Brûlures

La principale cause est lorsque le caméléon s’approche trop près de son point chaud.

Les brûlures thermiques sont des traumatismes physiques très courants en herpétologie. Les reptiles ne semblent pas avoir le réflexe de se soustraire d’une source de chaleur excessive même s’ils sont brûlés très sévèrement. Elles surviennent en captivité lorsque l’animal se plaque contre les lampes ou les câbles chauffants du terrarium.

Les brûlures de premier degré sont superficielles et ne concernent que l’épiderme. Elles se manifestent par un érythème, une douleur, une décoloration de la peau et des écailles soulevées.
Les brûlures de second degré sont caractérisées par une destruction totale de l’épiderme et par une bûlure plus ou moins sévère du derme. Elles sont associées à un oedème sous-cutané et un suintement de la peau au niveau de la plaie.
Les brûlures de troisième degré sont liées à une destruction totale de la peau, de son innervation et de sa vascularisation.

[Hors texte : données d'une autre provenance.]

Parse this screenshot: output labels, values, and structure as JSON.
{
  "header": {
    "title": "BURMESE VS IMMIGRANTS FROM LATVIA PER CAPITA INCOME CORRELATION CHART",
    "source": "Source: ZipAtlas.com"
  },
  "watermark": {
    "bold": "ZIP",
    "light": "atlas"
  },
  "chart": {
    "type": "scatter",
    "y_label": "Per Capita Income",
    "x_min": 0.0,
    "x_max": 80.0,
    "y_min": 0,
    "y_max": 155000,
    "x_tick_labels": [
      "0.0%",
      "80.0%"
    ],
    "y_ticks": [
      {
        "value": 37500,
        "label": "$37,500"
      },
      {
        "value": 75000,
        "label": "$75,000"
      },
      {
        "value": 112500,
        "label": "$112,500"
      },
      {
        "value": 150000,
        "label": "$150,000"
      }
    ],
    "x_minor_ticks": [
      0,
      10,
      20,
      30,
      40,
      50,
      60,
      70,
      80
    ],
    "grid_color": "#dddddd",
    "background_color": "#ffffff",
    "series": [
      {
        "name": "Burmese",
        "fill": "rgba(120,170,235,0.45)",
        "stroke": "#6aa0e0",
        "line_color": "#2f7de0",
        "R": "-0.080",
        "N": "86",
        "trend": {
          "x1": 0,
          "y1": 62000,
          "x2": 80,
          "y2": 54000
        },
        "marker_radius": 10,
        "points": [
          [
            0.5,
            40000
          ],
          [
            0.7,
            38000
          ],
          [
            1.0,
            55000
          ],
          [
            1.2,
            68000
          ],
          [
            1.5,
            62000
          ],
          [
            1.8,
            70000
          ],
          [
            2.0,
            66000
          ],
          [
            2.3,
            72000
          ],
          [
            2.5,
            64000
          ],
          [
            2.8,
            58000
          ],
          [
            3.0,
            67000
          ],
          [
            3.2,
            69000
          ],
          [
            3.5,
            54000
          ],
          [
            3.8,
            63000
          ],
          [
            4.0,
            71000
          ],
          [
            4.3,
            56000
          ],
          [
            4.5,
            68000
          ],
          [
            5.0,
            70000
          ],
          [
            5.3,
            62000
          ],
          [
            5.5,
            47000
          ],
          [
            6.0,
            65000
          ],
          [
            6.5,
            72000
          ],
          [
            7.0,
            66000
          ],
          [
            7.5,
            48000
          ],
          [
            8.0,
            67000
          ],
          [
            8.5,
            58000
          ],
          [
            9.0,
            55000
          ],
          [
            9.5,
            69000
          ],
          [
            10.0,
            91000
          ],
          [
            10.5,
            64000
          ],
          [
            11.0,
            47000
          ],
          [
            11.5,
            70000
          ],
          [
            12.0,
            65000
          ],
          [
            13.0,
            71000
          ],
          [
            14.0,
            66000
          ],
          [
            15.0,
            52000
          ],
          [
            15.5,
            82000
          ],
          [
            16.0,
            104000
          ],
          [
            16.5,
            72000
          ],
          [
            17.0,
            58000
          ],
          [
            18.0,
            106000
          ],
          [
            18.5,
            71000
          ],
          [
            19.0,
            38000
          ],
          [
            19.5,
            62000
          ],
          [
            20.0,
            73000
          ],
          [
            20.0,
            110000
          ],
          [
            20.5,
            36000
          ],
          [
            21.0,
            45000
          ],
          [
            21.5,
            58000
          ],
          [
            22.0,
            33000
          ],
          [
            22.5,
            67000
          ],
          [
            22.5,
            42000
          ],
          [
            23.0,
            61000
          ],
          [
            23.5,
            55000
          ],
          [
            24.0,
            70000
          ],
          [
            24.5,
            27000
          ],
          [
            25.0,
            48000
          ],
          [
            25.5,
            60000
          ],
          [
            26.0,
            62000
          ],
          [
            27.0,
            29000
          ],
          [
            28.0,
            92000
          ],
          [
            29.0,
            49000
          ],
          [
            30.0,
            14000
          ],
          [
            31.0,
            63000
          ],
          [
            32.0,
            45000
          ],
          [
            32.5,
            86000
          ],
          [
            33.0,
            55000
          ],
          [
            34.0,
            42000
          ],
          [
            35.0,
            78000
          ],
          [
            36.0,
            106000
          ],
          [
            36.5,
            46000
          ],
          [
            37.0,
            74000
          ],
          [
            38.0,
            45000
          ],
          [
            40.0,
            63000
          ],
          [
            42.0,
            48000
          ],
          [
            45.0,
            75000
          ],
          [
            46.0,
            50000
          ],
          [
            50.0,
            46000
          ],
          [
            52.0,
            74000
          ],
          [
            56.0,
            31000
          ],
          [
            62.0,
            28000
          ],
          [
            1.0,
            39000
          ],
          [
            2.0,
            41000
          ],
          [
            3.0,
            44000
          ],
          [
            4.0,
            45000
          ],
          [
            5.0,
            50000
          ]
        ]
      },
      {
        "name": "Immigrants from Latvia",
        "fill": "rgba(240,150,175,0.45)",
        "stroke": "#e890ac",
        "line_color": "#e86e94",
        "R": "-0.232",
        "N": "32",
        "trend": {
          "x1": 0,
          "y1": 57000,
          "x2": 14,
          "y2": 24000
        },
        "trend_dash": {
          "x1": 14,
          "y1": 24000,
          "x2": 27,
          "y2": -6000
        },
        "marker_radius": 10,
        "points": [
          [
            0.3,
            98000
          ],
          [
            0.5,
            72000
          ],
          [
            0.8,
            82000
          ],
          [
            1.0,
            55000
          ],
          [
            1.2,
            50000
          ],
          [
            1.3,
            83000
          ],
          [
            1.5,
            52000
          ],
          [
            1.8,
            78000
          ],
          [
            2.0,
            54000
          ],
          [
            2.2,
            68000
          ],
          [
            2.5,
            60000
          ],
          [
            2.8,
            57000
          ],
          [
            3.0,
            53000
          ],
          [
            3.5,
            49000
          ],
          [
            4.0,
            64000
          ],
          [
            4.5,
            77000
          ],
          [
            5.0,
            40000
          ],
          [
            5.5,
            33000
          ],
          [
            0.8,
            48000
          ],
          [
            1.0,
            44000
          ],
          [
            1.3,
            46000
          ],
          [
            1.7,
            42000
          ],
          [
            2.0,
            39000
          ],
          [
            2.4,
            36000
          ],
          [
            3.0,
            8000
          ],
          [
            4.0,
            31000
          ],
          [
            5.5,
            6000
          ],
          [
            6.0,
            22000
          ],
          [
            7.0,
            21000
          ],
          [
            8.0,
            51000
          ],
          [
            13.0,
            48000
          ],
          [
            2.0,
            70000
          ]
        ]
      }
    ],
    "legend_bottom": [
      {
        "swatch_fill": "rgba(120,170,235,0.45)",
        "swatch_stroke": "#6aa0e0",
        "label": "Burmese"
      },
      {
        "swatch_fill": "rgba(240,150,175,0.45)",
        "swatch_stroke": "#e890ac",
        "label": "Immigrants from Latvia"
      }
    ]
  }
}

Des soins médicaux professionnelle immédiat doivent être recherchés auprès d'un vétérinaire qualifié :

  • En cas de brûlure de premier degré récente il convient d’appliquer des compresses d’eau froide, jamais glacée, sur les plaies. Si des phlyctènes se forment, il convient de les préserver car elles constituent une exellente barrière naturelle contre les infections. Lors de rupture de ces ampoules, un nettoyage soigné de la plaie au savon de Marseille ou à la polyvidone iodée savon (BETADINE SAVONND) doit être réalisé.
    La zone lésée est ensuite recouverte de pommade cicatrisante (type TULLE GRASND, BIAFINEND, DERMAFLONND).
  • Lors de brûlure de second ou de troisième degré, il convient d’entreprendre très rapidement un traitement antibiotique (avec de la céfalexine à 20 mg/kg de poids corporel par jour ou avec de l’enrofloxacine à la dose de 5 à 10 mg/kg de poids corporel et par jour).
  • Si l’animal est léthargique et bradycarde il est conseillé de mettre en place une fluidothérapie à base d’une solution à volume égal de chlorure de sodium à 0,9 % et de glucose à 5 % à raison de 20 à 40 millilitres par kilogramme de poids corporel et par jour. Une corticothérapie à action immédiate est également indiquée (exemple : succinate sodique de prednisolone, SOLU-MEDROLND à la dose de 5 à 10 mg/kg de poids corporel) [FRYE (1991a)]. »

Vous devez bien sûr réajuster votre éclairage.